Dean has maintained his strong belief in the power of sport and physical fitness, something that has helped him throughout his career and personal life.

“It was such a good job. I got a mix of services, everyone from lower level up to the Chief of the Air Force for a fitness test. It was such a diverse range of people and such a great bunch of people as well.”

However, once his daughter was born in 1995, life changed.

Wanting to provide her with a more stable environment than that of a Defence force family, he decided to leave full-time service and explore life outside the ADF.

After working as a personal trainer, Dean and his family moved to Victoria, where he kickstarted a career as a police officer with Victoria Police.

"The skill that I took away from it most was communication. How to talk to people, how to read people, how to have conversations with people, how to deal with people who have gone through the worst day in their life, how to talk to angry people and calm them down."

Dean Fechner

One of his proudest moments involved talking a person down from the West Gate Bridge, which was not the first and only time he was involved in saving a life.

“I think my experience in the Defence force and police had set me up to sort of be ‘comfortable’ in those situations. I never got into a position where I panicked and didn’t know what to do. I’d work my way through it.”

It’s a stark reminder of the similarities Defence force personnel share with first responders, who are also often faced with confronting scenes or in precarious environments.

Dean and his family relocated to Sydney, which saw him pivot to a career in government security and police training.

It was during this time that Dean worked at prominent landmarks and deployed multiple times between 2006 and 2009 to train the Iraq National Police.

“It was certainly different to downtown Sydney,” he said laughing.

“It was a war zone at the time…there were people getting killed in roadside bombs and those sorts of things.”

Having come through this and so many other life-experiences mentally and physically unscathed, what proved to be most difficult was overcoming significant health challenges, including open heart surgery in 2018.

His health scare also prompted him to study for a psychology degree, with the intention of wanting to give back to first responders in the mental health space.

Now ready to put his body and mind to the test, Dean has volunteered with seven others to take on the Kokoda Track – 96 kilometres through rugged terrain and mountainous regions, in the hope of raising $96,000 for PVV.

“My open-heart surgery caused me to have some mental health challenges. So, this [Kokoda Trek] is part of that process to get back to what is normal, I suppose.”

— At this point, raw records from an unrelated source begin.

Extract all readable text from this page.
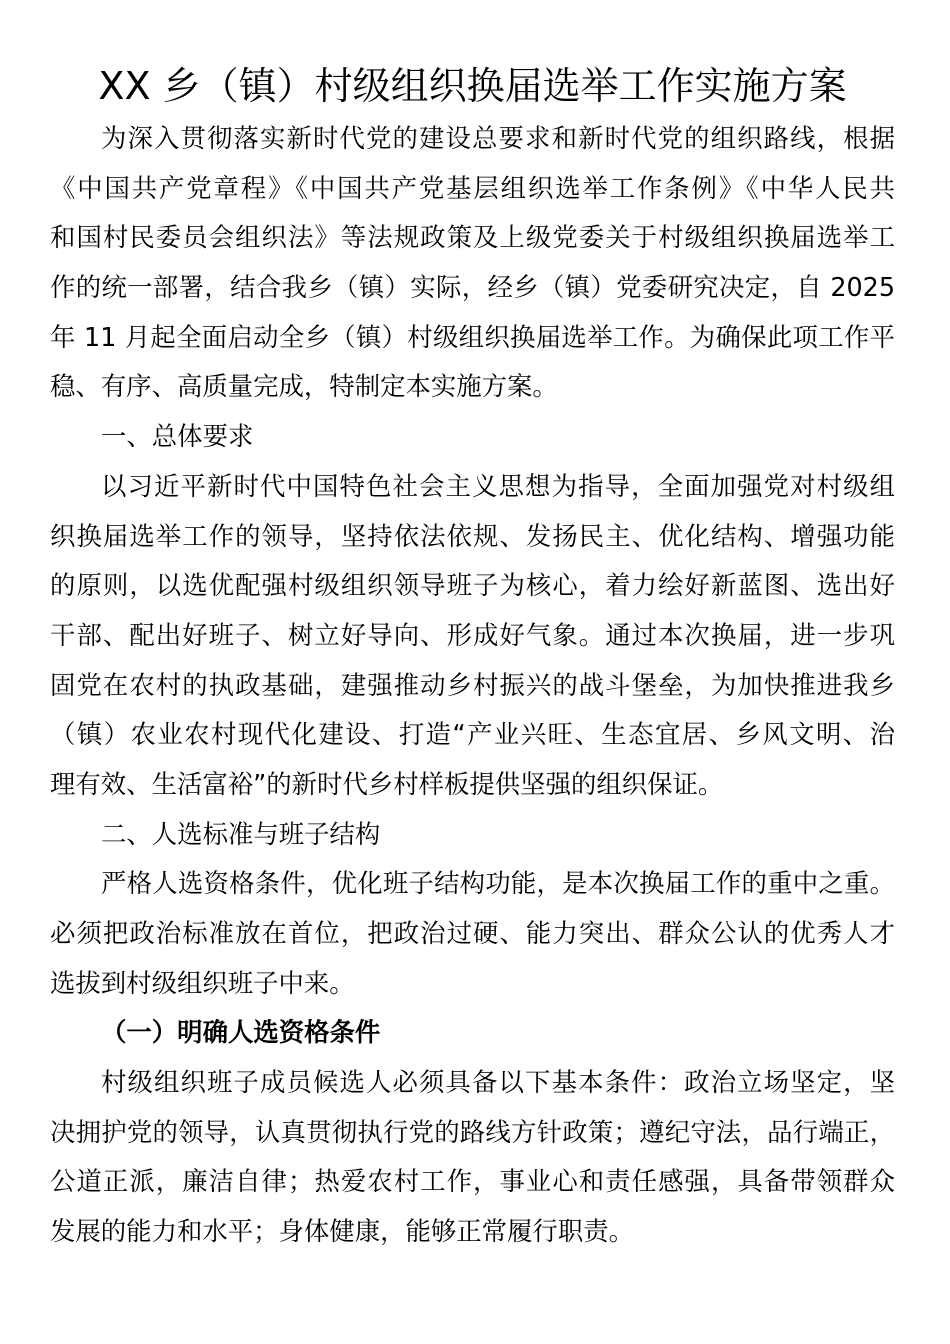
XX 乡（镇）村级组织换届选举工作实施方案
为深入贯彻落实新时代党的建设总要求和新时代党的组织路线，根据
《中国共产党章程》《中国共产党基层组织选举工作条例》《中华人民共
和国村民委员会组织法》等法规政策及上级党委关于村级组织换届选举工
作的统一部署，结合我乡（镇）实际，经乡（镇）党委研究决定，自 2025
年 11 月起全面启动全乡（镇）村级组织换届选举工作。为确保此项工作平
稳、有序、高质量完成，特制定本实施方案。
一、总体要求
以习近平新时代中国特色社会主义思想为指导，全面加强党对村级组
织换届选举工作的领导，坚持依法依规、发扬民主、优化结构、增强功能
的原则，以选优配强村级组织领导班子为核心，着力绘好新蓝图、选出好
干部、配出好班子、树立好导向、形成好气象。通过本次换届，进一步巩
固党在农村的执政基础，建强推动乡村振兴的战斗堡垒，为加快推进我乡
（镇）农业农村现代化建设、打造“产业兴旺、生态宜居、乡风文明、治
理有效、生活富裕”的新时代乡村样板提供坚强的组织保证。
二、人选标准与班子结构
严格人选资格条件，优化班子结构功能，是本次换届工作的重中之重。
必须把政治标准放在首位，把政治过硬、能力突出、群众公认的优秀人才
选拔到村级组织班子中来。
（一）明确人选资格条件
村级组织班子成员候选人必须具备以下基本条件：政治立场坚定，坚
决拥护党的领导，认真贯彻执行党的路线方针政策；遵纪守法，品行端正，
公道正派，廉洁自律；热爱农村工作，事业心和责任感强，具备带领群众
发展的能力和水平；身体健康，能够正常履行职责。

The Kokoda Track, also known as the Kokoda Trail or Trek, is a historic and challenging trek located in Papua New Guinea.

Preparing to embark on their Kokoda journey in August, Dean and his fellow trekkers are in peak training.

“I have no doubt in my mind that it’s going to be hard because of the conditions, the heat, the hills.”

The trek follows the footsteps of the World War II Kokoda Trail Campaign and is a popular destination for hikers and history enthusiasts.

Approximately  625 Australians were killed along the Kokoda Trail and over 1,600 were wounded. Casualties due to sickness exceeded 4,000.

RSL Victoria wishes Dean and the rest of the team the best of luck in August!